SEOUL – SEOUL, South KoreaSouth Korea’s government said Wednesday that it will press charges against two activist groups that have been floating anti-Pyongyang leaflets and bottles filled with rice to North Korea.
Any action against the groups is likely to trigger a debate over freedom of expression in South Korea, and whether President Moon Jae-in’s liberal government is sacrificing democratic principles to keep alive his ambitions for inter-Korean engagement.
The announcement by Seoul’s Unification Ministry came a day after North Korea said it was cutting off all communication channels with South Korea over its inability to prevent North Korean defectors and other activists from flying the leaflets across the border.
One of the targeted defector-activists condemned what he described as a “treacherous” move by Seoul and vowed to launch even more leaflets across the border in coming weeks, using not only balloons but also drones.
Yoh Sang-key, the ministry’s spokesman, told reporters the two organizations facing charges had “created tensions between the South and North and brought danger to the lives and safety of (South Korean) residents in border areas.”
The ministry said last week that the government would push new laws to ban activists from flying the leaflets across the border, after the North threatened to end an inter-Korean military agreement reached in 2018 to reduce tensions if Seoul failed to prevent the protests.

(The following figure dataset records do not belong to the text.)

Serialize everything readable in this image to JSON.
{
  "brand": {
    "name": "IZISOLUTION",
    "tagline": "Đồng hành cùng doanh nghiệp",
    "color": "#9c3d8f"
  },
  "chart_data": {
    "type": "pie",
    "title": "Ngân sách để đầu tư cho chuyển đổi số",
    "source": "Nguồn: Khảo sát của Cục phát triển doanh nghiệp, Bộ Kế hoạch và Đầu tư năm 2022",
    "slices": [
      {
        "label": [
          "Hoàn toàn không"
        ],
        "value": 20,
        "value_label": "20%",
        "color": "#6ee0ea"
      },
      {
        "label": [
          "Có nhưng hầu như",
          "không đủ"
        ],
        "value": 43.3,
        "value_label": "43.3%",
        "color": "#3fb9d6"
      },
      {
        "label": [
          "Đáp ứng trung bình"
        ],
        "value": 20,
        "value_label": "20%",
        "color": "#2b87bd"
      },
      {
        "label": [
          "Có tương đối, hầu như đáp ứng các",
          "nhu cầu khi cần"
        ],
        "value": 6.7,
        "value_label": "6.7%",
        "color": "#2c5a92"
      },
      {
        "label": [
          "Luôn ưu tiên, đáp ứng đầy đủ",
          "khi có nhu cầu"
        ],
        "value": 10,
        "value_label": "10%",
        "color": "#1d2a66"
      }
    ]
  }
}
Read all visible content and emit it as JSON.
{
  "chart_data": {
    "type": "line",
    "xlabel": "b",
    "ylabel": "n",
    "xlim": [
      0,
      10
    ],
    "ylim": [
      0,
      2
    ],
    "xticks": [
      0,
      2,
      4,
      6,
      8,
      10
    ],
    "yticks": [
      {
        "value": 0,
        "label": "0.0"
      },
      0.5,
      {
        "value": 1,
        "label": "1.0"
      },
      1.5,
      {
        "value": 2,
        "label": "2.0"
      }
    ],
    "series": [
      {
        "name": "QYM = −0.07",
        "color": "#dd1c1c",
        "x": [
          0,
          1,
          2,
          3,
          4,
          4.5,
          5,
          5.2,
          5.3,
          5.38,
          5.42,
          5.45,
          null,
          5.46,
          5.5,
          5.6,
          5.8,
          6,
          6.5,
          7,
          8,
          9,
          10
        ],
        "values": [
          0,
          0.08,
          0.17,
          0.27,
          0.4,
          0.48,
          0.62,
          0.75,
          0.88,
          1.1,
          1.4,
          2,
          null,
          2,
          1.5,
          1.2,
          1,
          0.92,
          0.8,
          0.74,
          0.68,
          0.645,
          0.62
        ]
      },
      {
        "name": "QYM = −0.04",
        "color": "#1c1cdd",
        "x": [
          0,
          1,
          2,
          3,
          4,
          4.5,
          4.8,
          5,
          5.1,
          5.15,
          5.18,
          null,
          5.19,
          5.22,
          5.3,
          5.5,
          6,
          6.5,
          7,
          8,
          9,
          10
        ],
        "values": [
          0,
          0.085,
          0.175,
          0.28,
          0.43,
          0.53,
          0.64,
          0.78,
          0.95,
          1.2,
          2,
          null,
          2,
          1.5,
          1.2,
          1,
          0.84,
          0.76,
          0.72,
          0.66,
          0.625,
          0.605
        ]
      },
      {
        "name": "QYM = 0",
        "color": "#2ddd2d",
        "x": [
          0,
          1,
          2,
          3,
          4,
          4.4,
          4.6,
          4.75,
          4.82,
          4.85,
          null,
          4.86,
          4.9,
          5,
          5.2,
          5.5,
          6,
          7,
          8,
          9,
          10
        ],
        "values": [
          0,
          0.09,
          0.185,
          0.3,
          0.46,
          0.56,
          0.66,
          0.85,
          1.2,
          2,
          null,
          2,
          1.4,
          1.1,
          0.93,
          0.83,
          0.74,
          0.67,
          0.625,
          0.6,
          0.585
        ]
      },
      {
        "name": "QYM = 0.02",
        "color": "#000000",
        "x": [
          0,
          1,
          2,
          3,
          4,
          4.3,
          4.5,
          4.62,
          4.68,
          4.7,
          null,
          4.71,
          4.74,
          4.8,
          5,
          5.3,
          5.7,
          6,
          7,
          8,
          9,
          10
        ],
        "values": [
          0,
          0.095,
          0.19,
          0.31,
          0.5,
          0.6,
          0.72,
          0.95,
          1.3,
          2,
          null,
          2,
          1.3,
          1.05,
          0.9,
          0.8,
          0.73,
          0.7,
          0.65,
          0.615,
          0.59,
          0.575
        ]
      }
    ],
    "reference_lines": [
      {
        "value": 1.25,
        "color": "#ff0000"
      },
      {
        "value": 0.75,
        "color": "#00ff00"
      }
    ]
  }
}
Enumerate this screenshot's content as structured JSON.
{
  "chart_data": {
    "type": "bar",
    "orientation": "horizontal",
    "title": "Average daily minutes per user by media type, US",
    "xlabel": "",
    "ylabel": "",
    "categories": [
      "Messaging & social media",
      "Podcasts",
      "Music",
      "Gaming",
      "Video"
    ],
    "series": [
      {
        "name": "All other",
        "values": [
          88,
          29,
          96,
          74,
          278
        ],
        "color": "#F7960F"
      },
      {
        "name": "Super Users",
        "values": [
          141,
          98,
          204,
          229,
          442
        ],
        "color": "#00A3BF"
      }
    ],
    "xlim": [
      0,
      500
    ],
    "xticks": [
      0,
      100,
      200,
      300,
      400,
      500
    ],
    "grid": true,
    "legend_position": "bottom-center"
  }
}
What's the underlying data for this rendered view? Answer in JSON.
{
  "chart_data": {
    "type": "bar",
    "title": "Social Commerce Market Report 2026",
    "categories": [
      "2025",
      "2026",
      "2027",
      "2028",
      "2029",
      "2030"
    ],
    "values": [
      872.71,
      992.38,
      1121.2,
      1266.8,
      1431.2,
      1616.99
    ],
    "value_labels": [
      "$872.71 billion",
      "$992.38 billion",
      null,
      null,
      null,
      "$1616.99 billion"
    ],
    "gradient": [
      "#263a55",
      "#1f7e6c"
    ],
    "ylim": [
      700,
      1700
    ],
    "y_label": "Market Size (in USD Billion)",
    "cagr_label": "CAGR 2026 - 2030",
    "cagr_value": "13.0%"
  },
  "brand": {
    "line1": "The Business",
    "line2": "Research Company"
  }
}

Aside from severing government and military communication channels, the North also said it would permanently shut down a liaison office and a factory park in the border town of Kaesong, which have been major symbols of reconciliation.
For years, activists have floated huge balloons into North Korea carrying leaflets criticizing leader Kim Jong Un over his nuclear ambitions and dismal human rights record. The leafleting has sometimes triggered a furious response from North Korea, which bristles at any attempt to undermine its leadership.